On the other hand, our results support the efficacy and safety of curcumin supplementation
as it has been previously reported by several studies in both healthy subjects and
patients with different diseases [65]
[66]
[67]
[68].
The main limitation of the present study was that histological changes were not assessed
because liver biopsy is an invasive diagnostic test limited by ethical issues; therefore,
hepatic findings were evaluated by hepatic ultrasound which has been shown to have
high sensitivity, specificity and accuracy for the assessment of NAFLD [69]
[70]. Besides, some other indices such as gamma-glutamyltransferase and spleen size that
could serve as indices of NAFLD progression were not assesse din this study and deserve
to be measured in future trials of curcumin. Another limitation is the short duration
of follow-up which impedes judgment on the long-term efficacy of curcumin supplementation
particularly in terms of reducing vascular and hepatic outcomes. Nonetheless, that
curcumin exerts protective effects as early as 8 weeks of supplementation is a proof
for the relevance of supplementation with this agent.

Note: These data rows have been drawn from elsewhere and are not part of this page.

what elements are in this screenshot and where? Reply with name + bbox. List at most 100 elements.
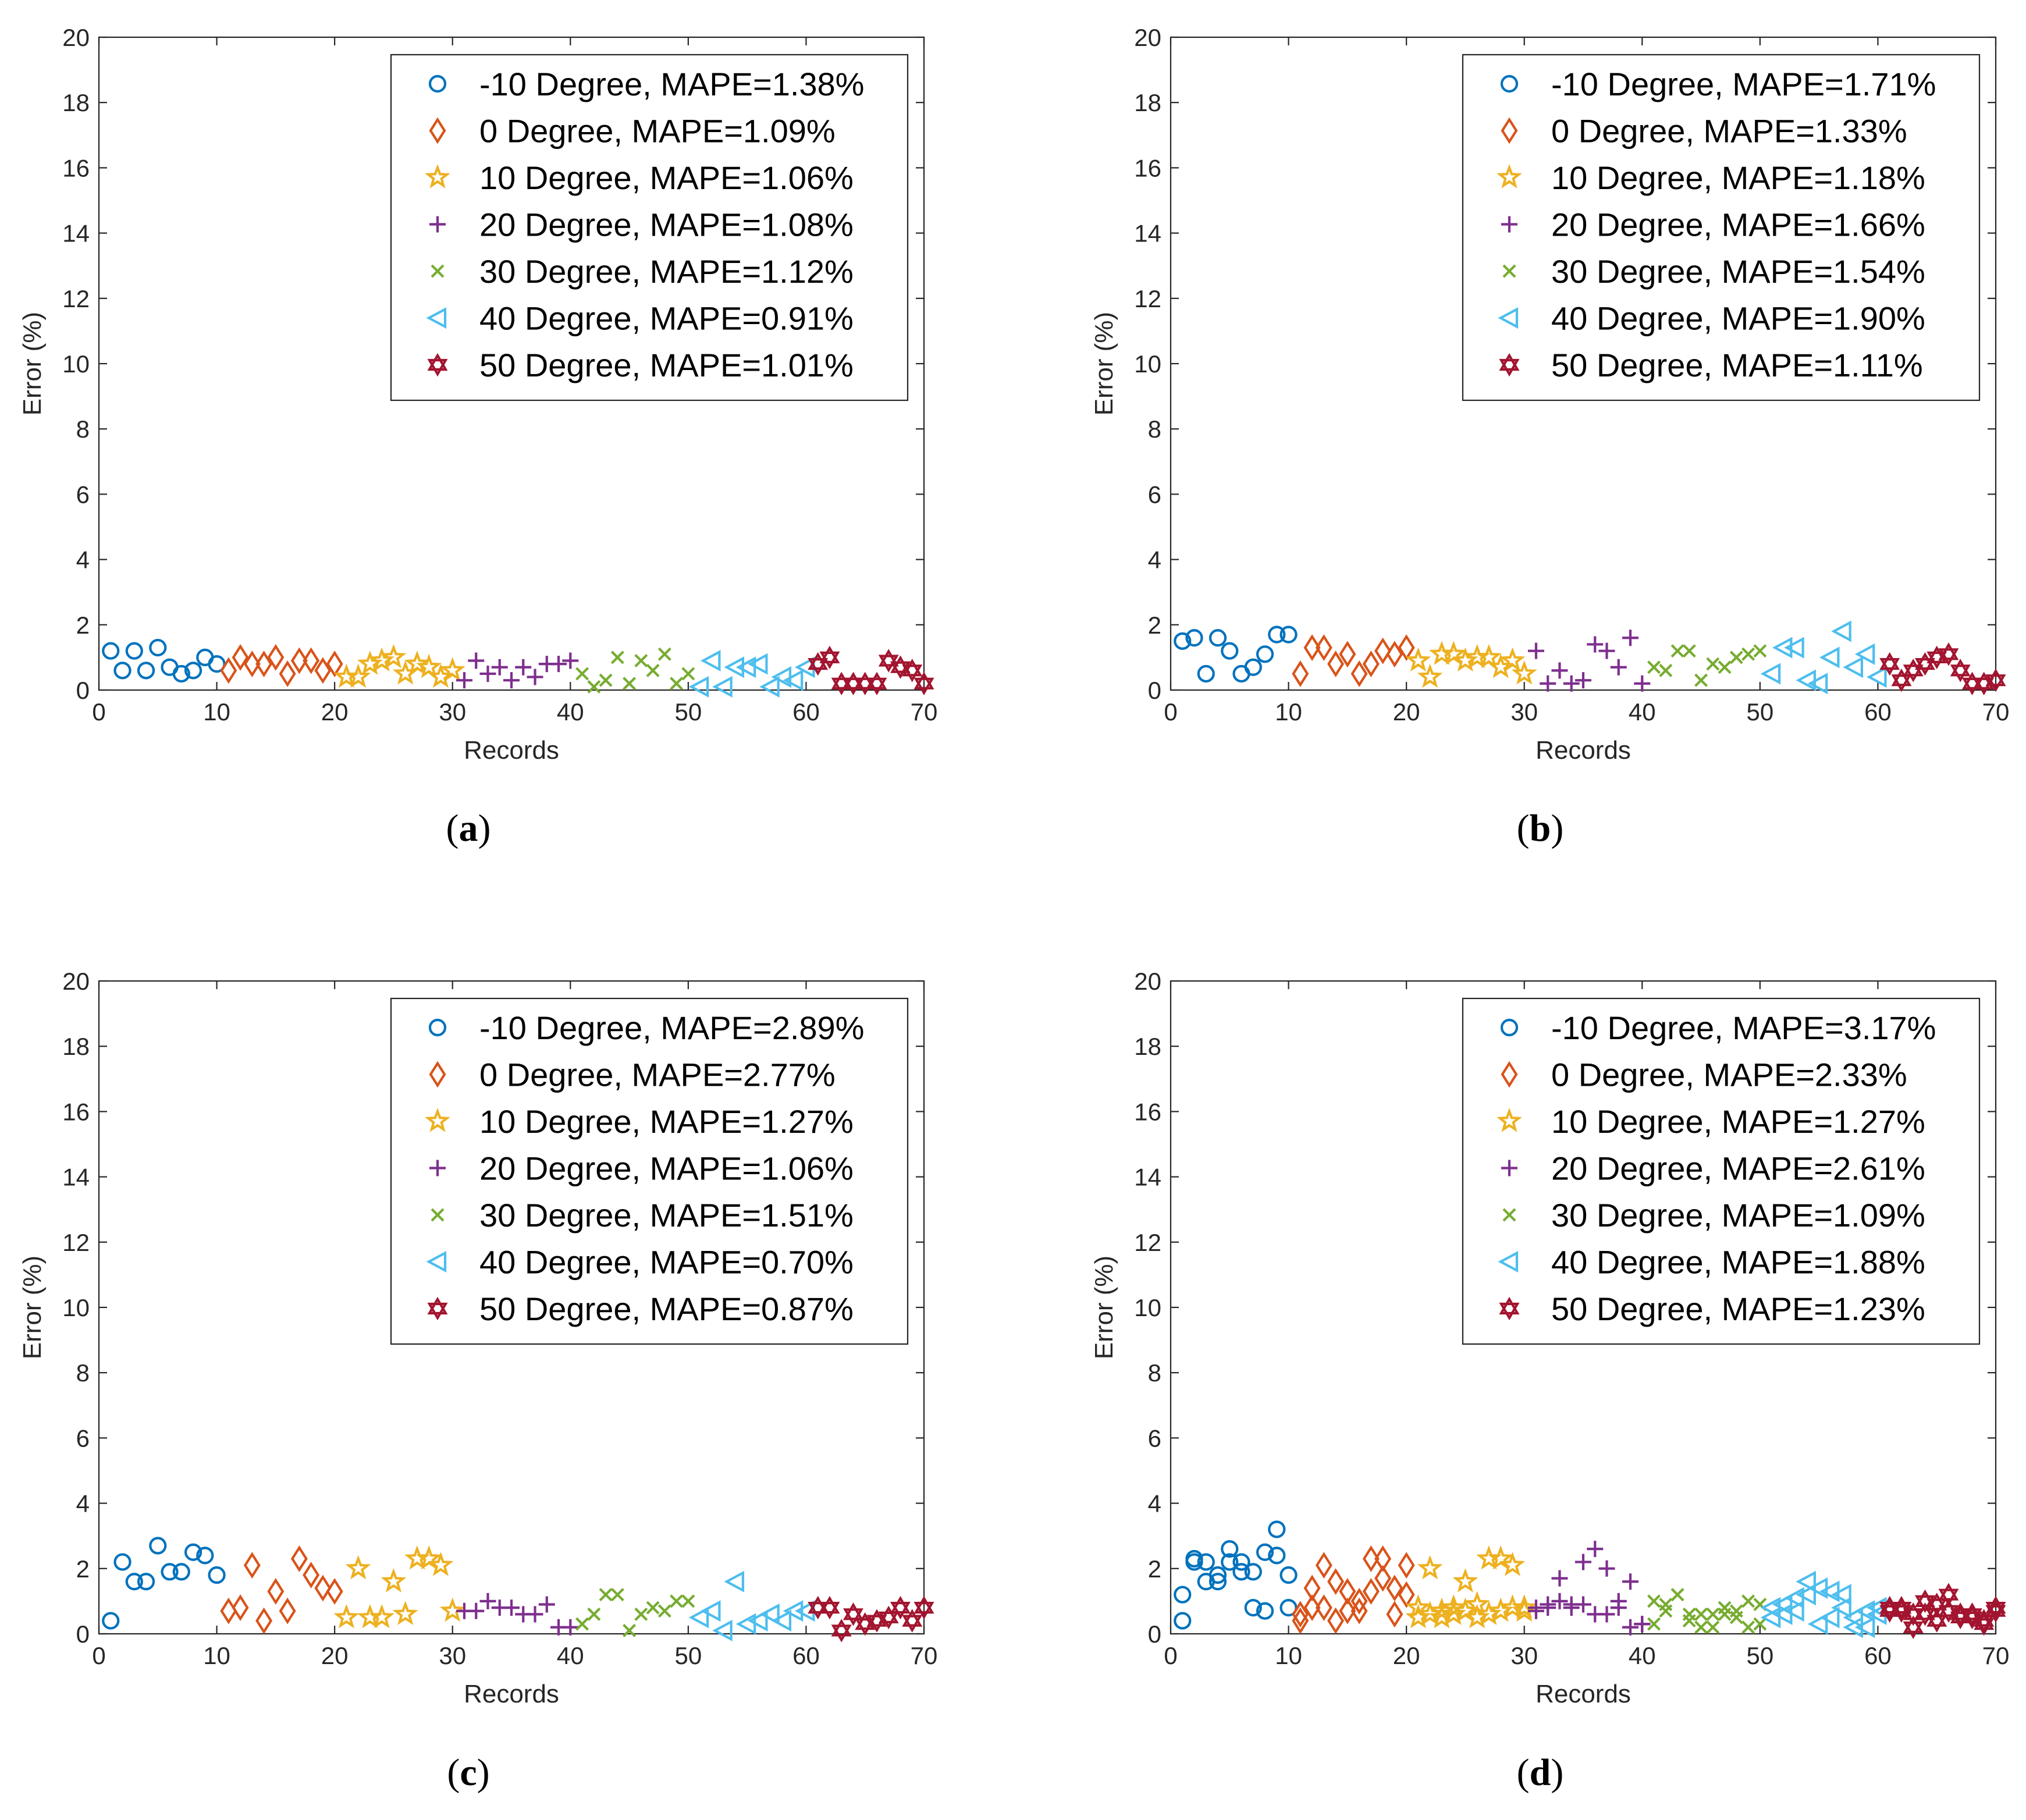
legend-entry: 40 Degree, MAPE=1.90% <box>1551 300 1925 337</box>
data-point <box>1244 1563 1262 1581</box>
series-0 <box>1174 625 1298 683</box>
data-point <box>1706 1607 1720 1621</box>
legend-marker <box>1498 1250 1519 1273</box>
data-point <box>1854 643 1875 665</box>
series-3 <box>1527 1541 1651 1636</box>
data-point <box>1256 645 1274 663</box>
data-point <box>1551 1570 1568 1587</box>
data-point <box>1854 1616 1875 1638</box>
data-point <box>381 644 407 669</box>
series-3 <box>456 652 579 689</box>
data-point <box>1694 1607 1708 1621</box>
legend-entry: 30 Degree, MAPE=1.54% <box>1551 253 1925 290</box>
data-point <box>1819 1606 1840 1629</box>
x-tick-label: 10 <box>203 698 230 726</box>
legend-entry: -10 Degree, MAPE=1.38% <box>479 66 864 102</box>
data-point <box>1303 634 1321 662</box>
y-tick-label: 10 <box>62 350 90 378</box>
data-point <box>724 1570 744 1592</box>
data-point <box>587 680 601 694</box>
x-tick-label: 10 <box>203 1642 230 1669</box>
data-point <box>1819 646 1840 669</box>
data-point <box>759 1603 780 1625</box>
x-axis-label: Records <box>464 736 559 765</box>
data-point <box>1398 1552 1415 1579</box>
data-point <box>1209 1573 1227 1591</box>
legend-entry: 10 Degree, MAPE=1.27% <box>1551 1103 1925 1140</box>
data-point <box>196 1547 214 1565</box>
data-point <box>1540 675 1556 692</box>
legend-marker <box>1498 307 1519 329</box>
legend-marker <box>428 74 447 93</box>
legend-entry: 50 Degree, MAPE=1.23% <box>1551 1291 1925 1327</box>
y-tick-label: 6 <box>1148 481 1161 508</box>
data-point <box>1362 1578 1380 1605</box>
legend-box <box>390 997 909 1345</box>
data-point <box>527 669 543 685</box>
legend-marker <box>1501 216 1517 233</box>
data-point <box>1244 1599 1262 1617</box>
y-tick-label: 12 <box>1134 1229 1161 1256</box>
data-point <box>1511 1594 1537 1619</box>
series-4 <box>575 647 695 694</box>
data-point <box>1386 641 1403 668</box>
legend-entry: 10 Degree, MAPE=1.06% <box>479 159 854 196</box>
y-axis-label: Error (%) <box>1090 1256 1118 1359</box>
data-point <box>1729 650 1743 664</box>
data-point <box>1441 641 1466 665</box>
data-point <box>1185 629 1203 647</box>
legend-box <box>1462 54 1981 401</box>
x-tick-label: 30 <box>439 1642 466 1669</box>
y-tick-label: 2 <box>76 1555 90 1583</box>
data-point <box>1772 637 1793 659</box>
data-point <box>1527 642 1544 659</box>
x-tick-label: 0 <box>92 698 105 726</box>
x-tick-label: 0 <box>1164 698 1177 726</box>
series-4 <box>1647 1588 1767 1634</box>
y-tick-label: 14 <box>1134 1164 1161 1191</box>
y-tick-label: 6 <box>76 481 90 508</box>
data-point <box>303 647 320 674</box>
legend-entry: 20 Degree, MAPE=1.08% <box>479 207 854 243</box>
data-point <box>914 1595 934 1620</box>
data-point <box>1807 673 1828 695</box>
x-tick-label: 20 <box>1393 698 1420 726</box>
data-point <box>1339 1578 1356 1605</box>
data-point <box>267 644 285 671</box>
data-point <box>747 1610 768 1632</box>
data-point <box>1221 642 1239 660</box>
x-tick-label: 10 <box>1275 1642 1302 1669</box>
legend-entry: -10 Degree, MAPE=3.17% <box>1551 1009 1936 1046</box>
series-5 <box>688 1570 815 1641</box>
data-point <box>1831 620 1851 642</box>
data-point <box>1398 634 1415 662</box>
legend-box <box>390 54 909 401</box>
y-tick-label: 8 <box>76 415 90 443</box>
data-point <box>866 671 887 696</box>
data-point <box>670 677 684 691</box>
data-point <box>1256 1543 1274 1561</box>
data-point <box>1647 660 1661 674</box>
data-point <box>1256 1602 1274 1620</box>
data-point <box>1268 625 1286 644</box>
data-point <box>599 1588 613 1602</box>
data-point <box>290 1545 308 1572</box>
data-point <box>113 1553 131 1571</box>
data-point <box>1221 1553 1239 1571</box>
data-point <box>1185 1553 1203 1571</box>
y-tick-label: 0 <box>1148 1620 1161 1648</box>
data-point <box>670 1594 684 1608</box>
data-point <box>416 1545 442 1570</box>
panel-caption: (b) <box>1517 807 1564 849</box>
data-point <box>634 654 648 667</box>
data-point <box>538 1596 555 1613</box>
panel-caption: (d) <box>1517 1751 1564 1794</box>
data-point <box>1729 1604 1743 1618</box>
data-point <box>1174 1586 1192 1604</box>
legend: -10 Degree, MAPE=2.89% 0 Degree, MAPE=2.7… <box>390 997 909 1345</box>
data-point <box>439 1597 465 1622</box>
data-point <box>1405 1594 1431 1619</box>
data-point <box>1268 1520 1286 1538</box>
legend-marker <box>425 164 450 189</box>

Finally, given the small population
size, some between-group differences in baseline characteristics were present in spite
of randomization. Hence, confirmatory evidence from intention-to-treat analyses in
larger trials would be ideal to confirm the positive findings observed in the present
study.
In conclusion, results of this study revealed that short-term curcumin supplementation
improves sonographic findings of NAFLD and hepatic transaminase levels. However, future
studies are warranted to elucidate if the anti-steatotic properties of curcumin are
dose-dependent, and also the value of curcumin in reducing cardiovascular and hepatic
endpoints such as cirrhosis and hepatocellular carcinoma.